Le mal de la France, c’est l’Etat ! Plus j’interviewe de monde, plus je m’en convainc. On me décrit, par le détail, sa risible inefficacité, on en appelle à la réforme. 

Et l’erreur est là. Car, en attendant la réforme, qui ne fera, comme les précédentes, qu’empirer les choses, on ne fait rien ! 

Or, on peut agir. 

  • Mes interviews le confirment. Exemple récent de la Vendée. Un nouvel entrepreneur ne trouve pas de fonds. Des dirigeants locaux ont entendu parler de lui, ils ont fait du « financement participatif ». Et quoi de mieux que des investisseurs qui ont une longue expérience de l’entreprise, quand vous entrez dans le métier ? Vous ne les trouverez ni dans une banque, ni à la BPI !
  • Mieux. L’Etat se lamente sur le manque de trésorerie de nos PME, qui les empêche de se tirer du cercle vicieux de la « guerre des prix ». C’est faux. Les PME ont des gisements de trésorerie dont elles n’ont pas conscience. Ce qui leur manque réellement, c’est un « cerveau collectif », qui permette à la fois de les identifier et de trouver les projets qui permettraient de les utiliser. 

Aliénation ?

La coopérative a éradiqué le paysan, lit-on dans La forteresse agricole. Inattendu. Je pensais que la coopérative avait été, au contraire, un succès du monde paysan. D’ailleurs, n’est-ce pas une idée de Proudhon ? 

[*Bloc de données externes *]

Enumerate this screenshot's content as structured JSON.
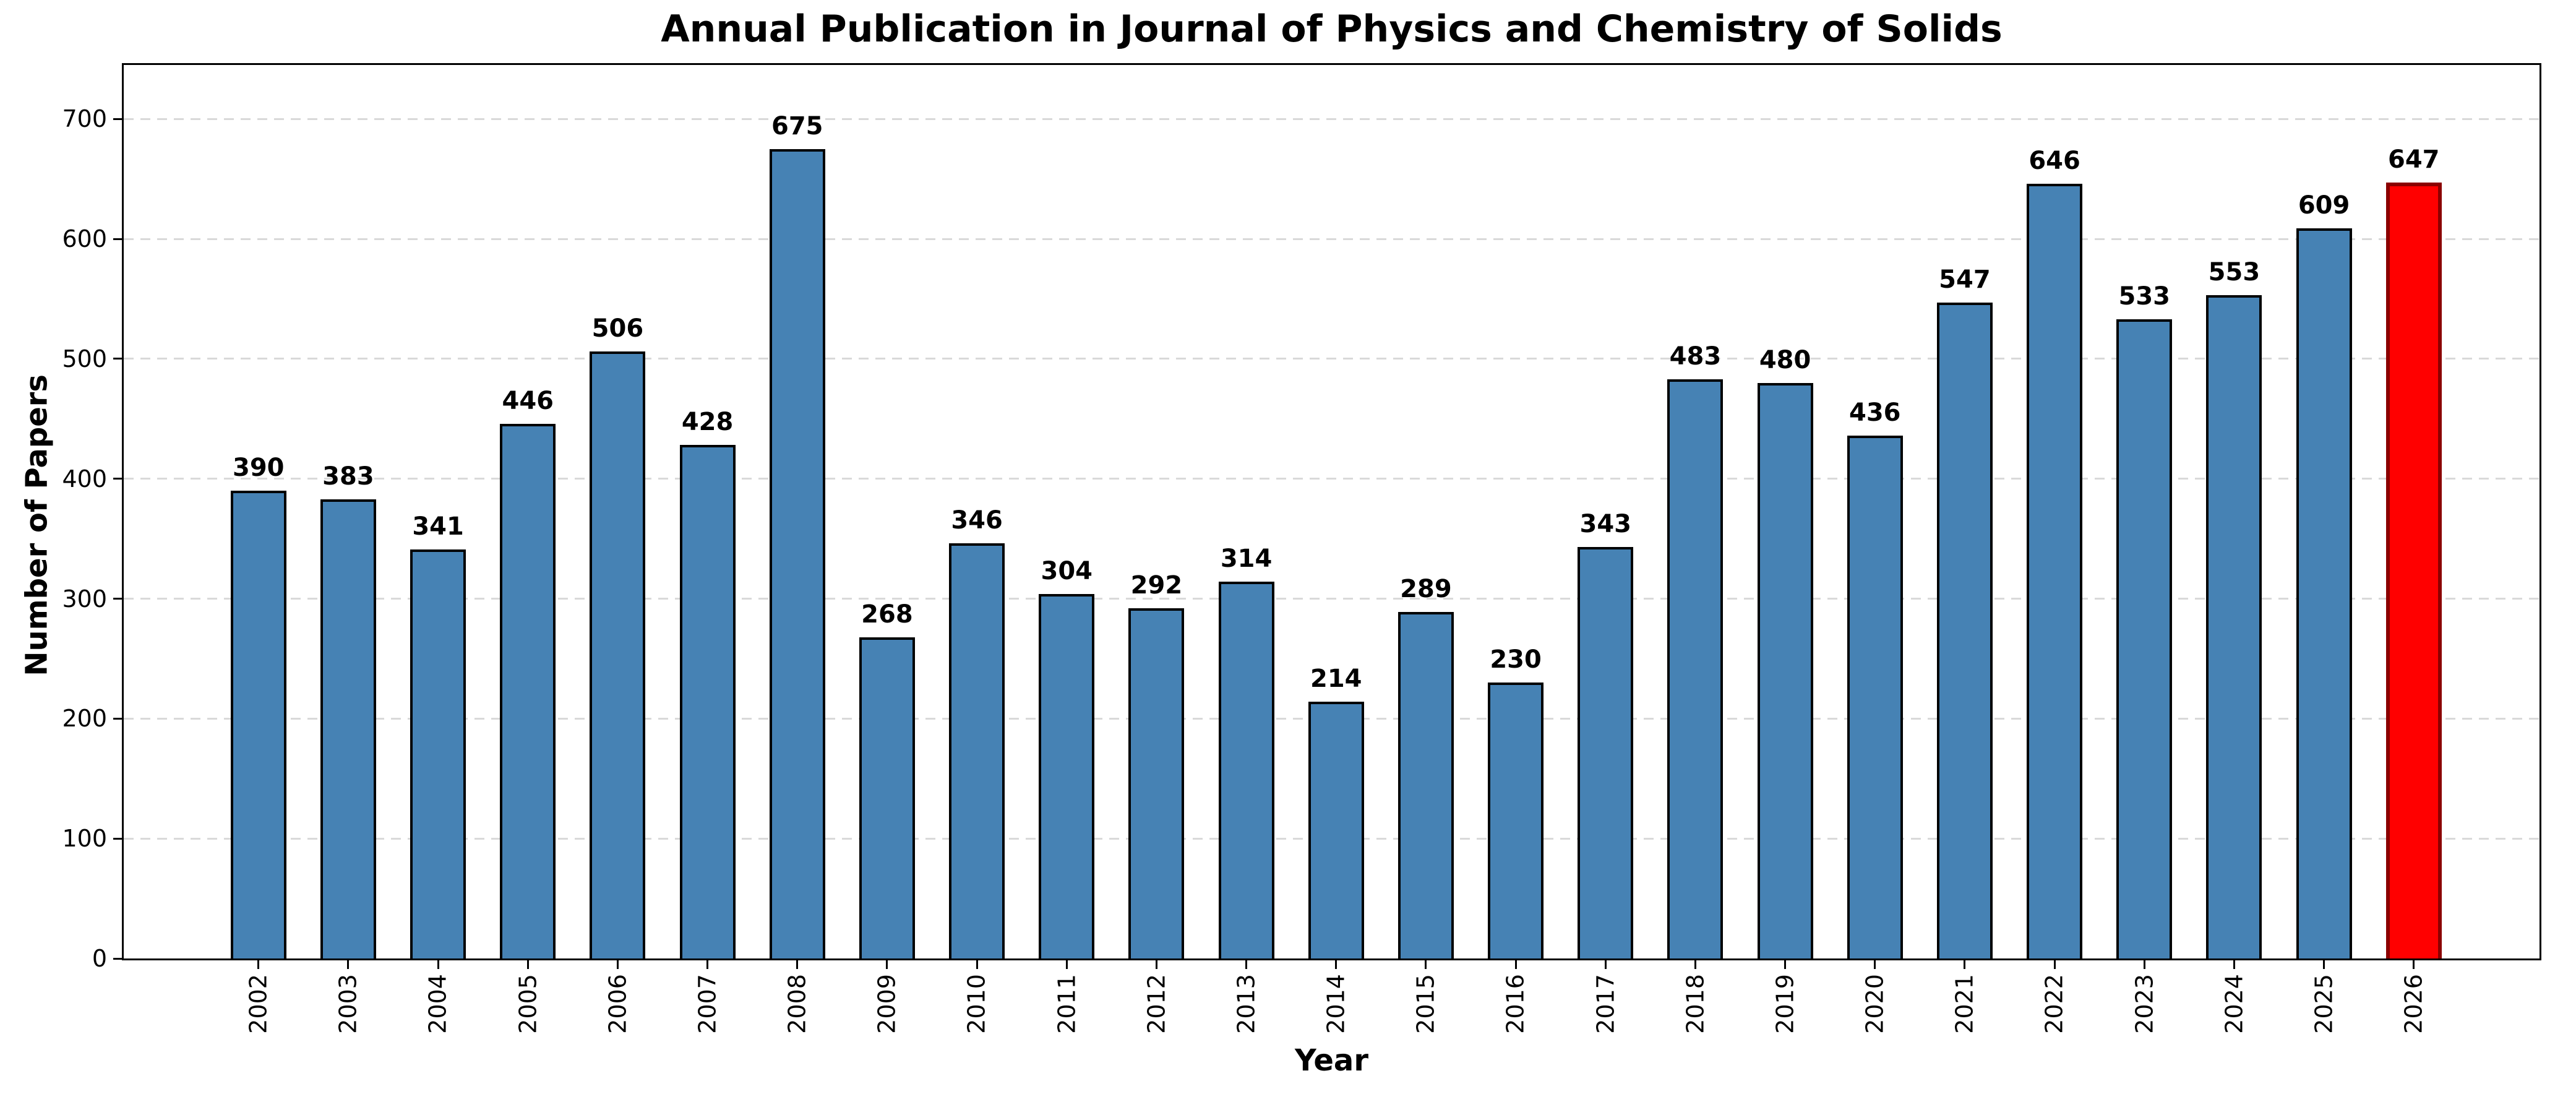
{
  "chart_data": {
    "type": "bar",
    "title": "Annual Publication in Journal of Physics and Chemistry of Solids",
    "xlabel": "Year",
    "ylabel": "Number of Papers",
    "categories": [
      "2002",
      "2003",
      "2004",
      "2005",
      "2006",
      "2007",
      "2008",
      "2009",
      "2010",
      "2011",
      "2012",
      "2013",
      "2014",
      "2015",
      "2016",
      "2017",
      "2018",
      "2019",
      "2020",
      "2021",
      "2022",
      "2023",
      "2024",
      "2025",
      "2026"
    ],
    "values": [
      390,
      383,
      341,
      446,
      506,
      428,
      675,
      268,
      346,
      304,
      292,
      314,
      214,
      289,
      230,
      343,
      483,
      480,
      436,
      547,
      646,
      533,
      553,
      609,
      647
    ],
    "yticks": [
      0,
      100,
      200,
      300,
      400,
      500,
      600,
      700
    ],
    "ylim": [
      0,
      745
    ],
    "grid": "horizontal-dashed",
    "legend": "none",
    "value_labels_shown": true,
    "bar_color": "#4682B4",
    "bar_edge_color": "#000000",
    "highlight": {
      "index": 24,
      "category": "2026",
      "value": 647,
      "color": "#FF0000",
      "edge_color": "#8B0000"
    }
  }
}
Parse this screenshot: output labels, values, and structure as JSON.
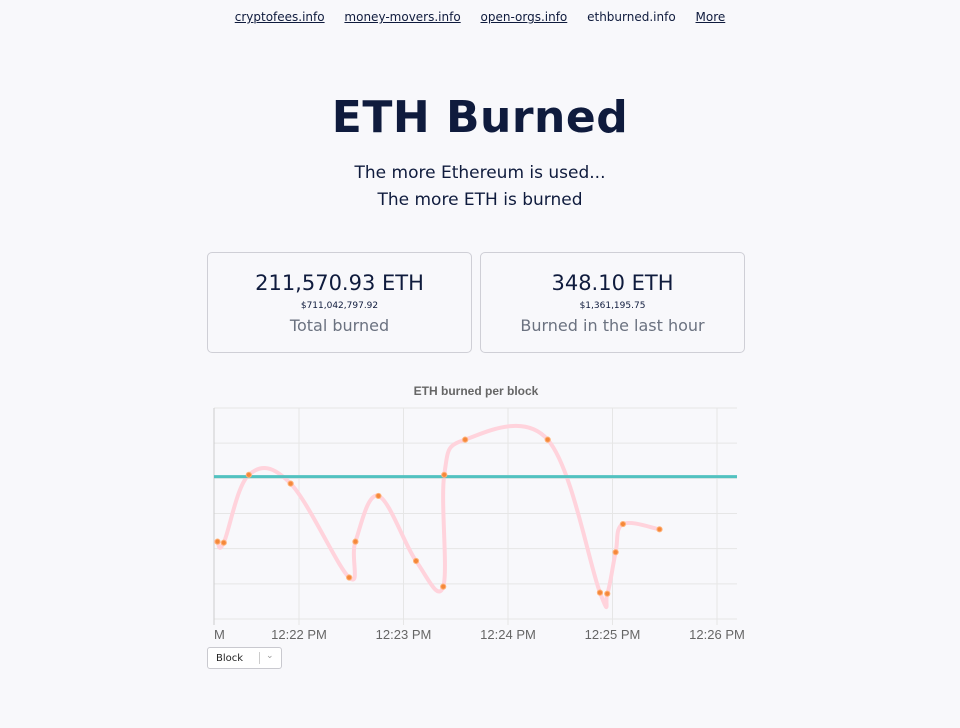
{
  "nav": {
    "links": [
      "cryptofees.info",
      "money-movers.info",
      "open-orgs.info"
    ],
    "current": "ethburned.info",
    "more": "More"
  },
  "header": {
    "title": "ETH Burned",
    "subtitle1": "The more Ethereum is used...",
    "subtitle2": "The more ETH is burned"
  },
  "cards": [
    {
      "eth": "211,570.93 ETH",
      "usd": "$711,042,797.92",
      "label": "Total burned"
    },
    {
      "eth": "348.10 ETH",
      "usd": "$1,361,195.75",
      "label": "Burned in the last hour"
    }
  ],
  "select": {
    "value": "Block"
  },
  "colors": {
    "burn_line": "#ffd3dc",
    "burn_points": "#f5883a",
    "average_line": "#52c2c0"
  },
  "chart_data": {
    "type": "line",
    "title": "ETH burned per block",
    "x_tick_labels": [
      "M",
      "12:22 PM",
      "12:23 PM",
      "12:24 PM",
      "12:25 PM",
      "12:26 PM"
    ],
    "y_tick_labels": [],
    "x_minutes": [
      -0.78,
      -0.72,
      -0.48,
      -0.08,
      0.48,
      0.54,
      0.76,
      1.12,
      1.38,
      1.39,
      1.59,
      2.38,
      2.88,
      2.95,
      3.03,
      3.1,
      3.45
    ],
    "values": [
      2.2,
      2.17,
      4.1,
      3.85,
      1.18,
      2.2,
      3.5,
      1.65,
      0.92,
      4.1,
      5.1,
      5.1,
      0.75,
      0.72,
      1.9,
      2.7,
      2.55
    ],
    "average_value": 4.05,
    "grid": true,
    "legend": "none"
  }
}
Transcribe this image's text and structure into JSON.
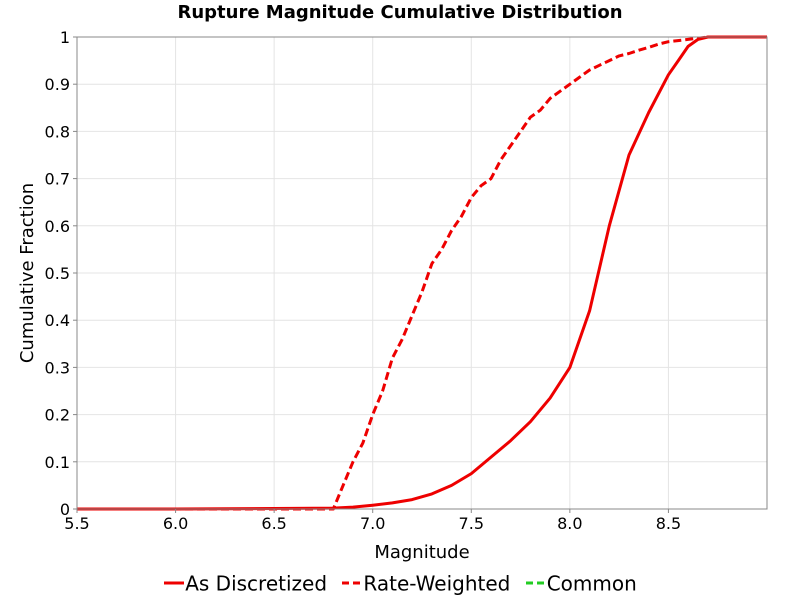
{
  "chart_data": {
    "type": "line",
    "title": "Rupture Magnitude Cumulative Distribution",
    "xlabel": "Magnitude",
    "ylabel": "Cumulative Fraction",
    "xlim": [
      5.5,
      9.0
    ],
    "ylim": [
      0,
      1
    ],
    "x_ticks": [
      "5.5",
      "6.0",
      "6.5",
      "7.0",
      "7.5",
      "8.0",
      "8.5"
    ],
    "y_ticks": [
      "0",
      "0.1",
      "0.2",
      "0.3",
      "0.4",
      "0.5",
      "0.6",
      "0.7",
      "0.8",
      "0.9",
      "1"
    ],
    "grid": true,
    "legend_position": "bottom",
    "series": [
      {
        "name": "As Discretized",
        "style": "solid",
        "color": "#ee0000",
        "x": [
          5.5,
          6.0,
          6.5,
          6.8,
          6.9,
          7.0,
          7.1,
          7.2,
          7.3,
          7.4,
          7.5,
          7.6,
          7.7,
          7.8,
          7.9,
          8.0,
          8.1,
          8.2,
          8.3,
          8.4,
          8.5,
          8.55,
          8.6,
          8.65,
          8.7,
          9.0
        ],
        "y": [
          0.0,
          0.0,
          0.001,
          0.002,
          0.004,
          0.008,
          0.013,
          0.02,
          0.032,
          0.05,
          0.075,
          0.11,
          0.145,
          0.185,
          0.235,
          0.3,
          0.42,
          0.6,
          0.75,
          0.84,
          0.92,
          0.95,
          0.98,
          0.995,
          1.0,
          1.0
        ]
      },
      {
        "name": "Rate-Weighted",
        "style": "dashed",
        "color": "#ee0000",
        "x": [
          5.5,
          6.8,
          6.85,
          6.9,
          6.95,
          7.0,
          7.05,
          7.1,
          7.15,
          7.2,
          7.25,
          7.3,
          7.35,
          7.4,
          7.45,
          7.5,
          7.55,
          7.6,
          7.65,
          7.7,
          7.75,
          7.8,
          7.85,
          7.9,
          7.95,
          8.0,
          8.05,
          8.1,
          8.15,
          8.2,
          8.25,
          8.3,
          8.35,
          8.4,
          8.45,
          8.5,
          8.6,
          8.7,
          9.0
        ],
        "y": [
          0.0,
          0.0,
          0.05,
          0.1,
          0.14,
          0.2,
          0.25,
          0.32,
          0.36,
          0.41,
          0.46,
          0.52,
          0.55,
          0.59,
          0.62,
          0.66,
          0.685,
          0.7,
          0.74,
          0.77,
          0.8,
          0.83,
          0.845,
          0.87,
          0.885,
          0.9,
          0.915,
          0.93,
          0.94,
          0.95,
          0.96,
          0.965,
          0.972,
          0.978,
          0.985,
          0.99,
          0.995,
          1.0,
          1.0
        ]
      },
      {
        "name": "Common",
        "style": "dashed",
        "color": "#22cc22",
        "x": [],
        "y": []
      }
    ]
  }
}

En fait, le phénomène a quelque-chose d’évident. Les coopératives sont dirigées par des salariés. Ceux-ci se sont convaincus d’une certaine vision du progrès. Elle rendait obsolète le paysan. 

Ce phénomène est bien connu dans l’entreprise. 

Et s’il avait touché le pays dans son intégralité ? Et si nos gouvernements successifs avaient adopté une vision de l’avenir (peut-être même que nous approuvons, parce que nous n’en voyons pas les conséquences) incompatible avec l’existence de leurs électeurs ? Et si cela expliquait l’état du pays ? 

(En particulier, le grand nombre de personnes « en recherche de sens ».)